La rénovation, enjeux et potentiel : avis d’experts
Réduction des ressources consommées, des déchets et gaz à effet de serre produits, des frais énergétiques, amélioration du confort et de la sécurité des occupants, mais aussi augmentation de la valeur marchande du bien et préservation du patrimoine, la rénovation est une opportunité d’améliorer l’environnement bâti durablement et efficacement.
Pit Kuffer, associé chez Witry & Witry architecture urbanisme et membre de l’OAI
« L’impact socio-culturel de la rénovation de notre patrimoine bâti est souvent mépris par rapport aux paramètres écologiques, et pourtant ce n’est qu’en valorisant l’intégralité des circonstances, la cohésion sociétale et les possibilités de réduction des émissions de CO2 éq. que la rénovation déploie son vrai potentiel. D’une part, la rénovation des espaces urbains et des bâtiments amplifie la cohésion sociale et renforce les liens interhumains. Elle renforce également l’identité culturelle qui favorise la stabilité sociétale.
D’autre part, la rénovation contribue à la réduction des ressources de construction nécessaires et des émissions CO2 éq liés. Lors d’une rénovation, de nombreux éléments pourraient être réemployés sur place ou être intégrés dans d’autres projets. Les équipements sanitaires, par exemple, restent intacts pendant des décennies et auraient juste besoin d’un nettoyage intense pour pouvoir être réutilisés. Sachant que la structure portante des bâtiments est responsable d’environ 50 % des émissions CO2 éq et 30 % du coût lié à la construction, le potentiel écologique, économique et sociétal de la rénovation est manifeste.
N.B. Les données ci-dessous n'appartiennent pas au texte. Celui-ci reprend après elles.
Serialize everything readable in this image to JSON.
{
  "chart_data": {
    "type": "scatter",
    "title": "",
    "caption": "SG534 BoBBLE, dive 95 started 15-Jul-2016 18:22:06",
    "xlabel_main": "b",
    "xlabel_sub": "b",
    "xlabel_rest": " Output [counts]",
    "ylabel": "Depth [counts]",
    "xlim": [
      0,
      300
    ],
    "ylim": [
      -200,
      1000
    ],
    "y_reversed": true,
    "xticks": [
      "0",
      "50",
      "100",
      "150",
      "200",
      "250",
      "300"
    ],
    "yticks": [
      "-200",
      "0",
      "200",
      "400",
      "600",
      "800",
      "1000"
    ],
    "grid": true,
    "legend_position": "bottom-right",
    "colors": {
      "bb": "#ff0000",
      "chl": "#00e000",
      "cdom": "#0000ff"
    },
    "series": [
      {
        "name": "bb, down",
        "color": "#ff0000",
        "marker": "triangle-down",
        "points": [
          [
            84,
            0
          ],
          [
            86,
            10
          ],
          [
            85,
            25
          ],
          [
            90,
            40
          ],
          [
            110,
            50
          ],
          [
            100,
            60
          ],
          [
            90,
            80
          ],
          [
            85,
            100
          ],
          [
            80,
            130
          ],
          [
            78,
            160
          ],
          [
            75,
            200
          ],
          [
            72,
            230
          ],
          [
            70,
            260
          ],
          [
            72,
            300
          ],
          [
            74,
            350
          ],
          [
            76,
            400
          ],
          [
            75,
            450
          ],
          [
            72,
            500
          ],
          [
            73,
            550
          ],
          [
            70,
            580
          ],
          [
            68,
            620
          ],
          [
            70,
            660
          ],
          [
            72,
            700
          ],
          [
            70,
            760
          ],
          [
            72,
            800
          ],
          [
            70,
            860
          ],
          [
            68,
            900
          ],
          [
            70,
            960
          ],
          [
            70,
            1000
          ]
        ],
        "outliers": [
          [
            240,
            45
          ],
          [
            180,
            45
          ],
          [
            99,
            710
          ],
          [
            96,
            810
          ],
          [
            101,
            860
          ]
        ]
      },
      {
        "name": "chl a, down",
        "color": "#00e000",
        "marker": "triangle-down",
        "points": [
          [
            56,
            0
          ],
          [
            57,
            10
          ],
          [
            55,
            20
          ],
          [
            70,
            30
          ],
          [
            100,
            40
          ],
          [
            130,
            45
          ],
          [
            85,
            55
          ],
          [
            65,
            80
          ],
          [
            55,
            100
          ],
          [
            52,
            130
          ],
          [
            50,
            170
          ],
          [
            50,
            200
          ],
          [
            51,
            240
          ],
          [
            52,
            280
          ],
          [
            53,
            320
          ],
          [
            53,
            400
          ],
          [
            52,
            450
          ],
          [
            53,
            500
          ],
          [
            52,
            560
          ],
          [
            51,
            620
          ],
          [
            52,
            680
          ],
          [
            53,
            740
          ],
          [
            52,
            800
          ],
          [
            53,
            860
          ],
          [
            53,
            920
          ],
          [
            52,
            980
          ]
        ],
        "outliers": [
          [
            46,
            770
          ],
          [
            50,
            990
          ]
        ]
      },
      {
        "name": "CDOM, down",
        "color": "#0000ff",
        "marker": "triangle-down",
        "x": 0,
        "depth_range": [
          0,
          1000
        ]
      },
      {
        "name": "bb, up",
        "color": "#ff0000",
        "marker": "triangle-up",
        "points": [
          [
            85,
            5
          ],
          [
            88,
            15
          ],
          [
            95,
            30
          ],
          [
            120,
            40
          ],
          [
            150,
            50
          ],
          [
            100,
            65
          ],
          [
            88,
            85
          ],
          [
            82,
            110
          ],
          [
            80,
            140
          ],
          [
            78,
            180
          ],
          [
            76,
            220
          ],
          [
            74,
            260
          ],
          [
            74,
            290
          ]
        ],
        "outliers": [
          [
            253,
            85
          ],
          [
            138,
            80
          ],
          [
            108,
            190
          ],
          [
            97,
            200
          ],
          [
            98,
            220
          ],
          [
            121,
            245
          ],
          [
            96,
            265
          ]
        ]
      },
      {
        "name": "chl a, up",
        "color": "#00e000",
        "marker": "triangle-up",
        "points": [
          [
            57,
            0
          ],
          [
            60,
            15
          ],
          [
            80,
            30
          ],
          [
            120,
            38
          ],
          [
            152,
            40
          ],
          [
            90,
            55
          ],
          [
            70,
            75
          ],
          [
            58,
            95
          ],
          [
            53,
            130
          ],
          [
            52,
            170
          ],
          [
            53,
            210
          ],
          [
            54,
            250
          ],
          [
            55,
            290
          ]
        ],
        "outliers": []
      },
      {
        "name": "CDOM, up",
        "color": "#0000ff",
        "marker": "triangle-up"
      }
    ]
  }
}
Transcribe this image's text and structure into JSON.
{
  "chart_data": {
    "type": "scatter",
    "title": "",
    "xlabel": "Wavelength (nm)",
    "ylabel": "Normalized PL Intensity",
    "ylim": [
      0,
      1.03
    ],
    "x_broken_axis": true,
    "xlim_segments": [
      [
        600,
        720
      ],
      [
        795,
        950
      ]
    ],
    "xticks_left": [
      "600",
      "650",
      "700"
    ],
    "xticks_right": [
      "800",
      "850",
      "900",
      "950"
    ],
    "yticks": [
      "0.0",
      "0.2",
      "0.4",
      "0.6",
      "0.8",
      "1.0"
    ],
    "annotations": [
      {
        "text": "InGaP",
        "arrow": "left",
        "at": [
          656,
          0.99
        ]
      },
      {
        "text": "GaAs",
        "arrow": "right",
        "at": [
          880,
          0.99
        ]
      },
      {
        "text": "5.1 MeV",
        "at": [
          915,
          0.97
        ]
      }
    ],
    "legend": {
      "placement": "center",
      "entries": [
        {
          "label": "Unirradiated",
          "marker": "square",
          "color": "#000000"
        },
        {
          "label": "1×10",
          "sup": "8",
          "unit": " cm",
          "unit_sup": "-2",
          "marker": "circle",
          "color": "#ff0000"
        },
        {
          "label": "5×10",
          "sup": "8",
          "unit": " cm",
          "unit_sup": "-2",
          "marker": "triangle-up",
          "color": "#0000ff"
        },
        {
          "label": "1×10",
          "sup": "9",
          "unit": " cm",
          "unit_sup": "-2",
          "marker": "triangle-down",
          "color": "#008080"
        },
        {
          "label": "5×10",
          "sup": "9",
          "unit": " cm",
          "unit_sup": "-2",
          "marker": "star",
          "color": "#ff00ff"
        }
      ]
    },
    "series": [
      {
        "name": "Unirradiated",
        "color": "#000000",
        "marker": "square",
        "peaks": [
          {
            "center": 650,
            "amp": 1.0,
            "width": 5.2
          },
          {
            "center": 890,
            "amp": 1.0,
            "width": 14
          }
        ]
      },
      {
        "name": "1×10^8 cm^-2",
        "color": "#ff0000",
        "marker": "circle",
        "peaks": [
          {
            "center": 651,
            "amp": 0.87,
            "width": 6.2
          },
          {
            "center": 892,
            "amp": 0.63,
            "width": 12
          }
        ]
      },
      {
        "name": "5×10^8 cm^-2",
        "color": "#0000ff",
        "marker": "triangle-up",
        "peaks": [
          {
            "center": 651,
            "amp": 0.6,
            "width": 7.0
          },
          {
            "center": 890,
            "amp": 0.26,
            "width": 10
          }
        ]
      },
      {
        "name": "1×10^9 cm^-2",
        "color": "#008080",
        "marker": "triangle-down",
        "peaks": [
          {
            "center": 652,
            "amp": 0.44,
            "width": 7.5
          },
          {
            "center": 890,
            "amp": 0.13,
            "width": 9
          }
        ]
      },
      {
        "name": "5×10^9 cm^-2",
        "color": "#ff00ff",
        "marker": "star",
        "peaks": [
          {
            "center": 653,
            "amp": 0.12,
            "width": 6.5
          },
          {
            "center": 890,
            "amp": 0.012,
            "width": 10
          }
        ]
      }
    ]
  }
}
Le but est donc de conserver et de réutiliser un maximum d’éléments de l’existant, tout en adaptant les bâtiments aux besoins actuels et futurs. Le rôle des architectes et des ingénieurs est de favoriser la rénovation par rapport à la démolition et de transposer le réemploi envers la neutralité carbone, sans pour autant oublier les aspects sociétaux de notre patrimoine bâti. »
Violaine Giaux, direction de l’efficacité énergétique au ministère de l’Économie
« Ce qui importe, c’est l’objectif commun : l’être humain a besoin de la planète pour vivre, alors que la planète n’a pas besoin de nous. Il est dans notre propre intérêt de la préserver. Prendre conscience de nos besoins énergétiques et agir pour les réduire est crucial pour cette préservation.
Viser un parc immobilier peu énergivore, durable et résilient, tout en garantissant le confort et la sécurité de tous, est une priorité pour le Ministère. Cela signifie que la rénovation énergétique doit être accessible à tous, non seulement pour préserver notre milieu naturel, mais aussi pour permettre à chacun d’accéder à un logement confortable à un coût accessible, pilier d’une vie digne. Cette vision philanthrope entraîne également des effets positifs sur l’économie locale et la créativité technologique.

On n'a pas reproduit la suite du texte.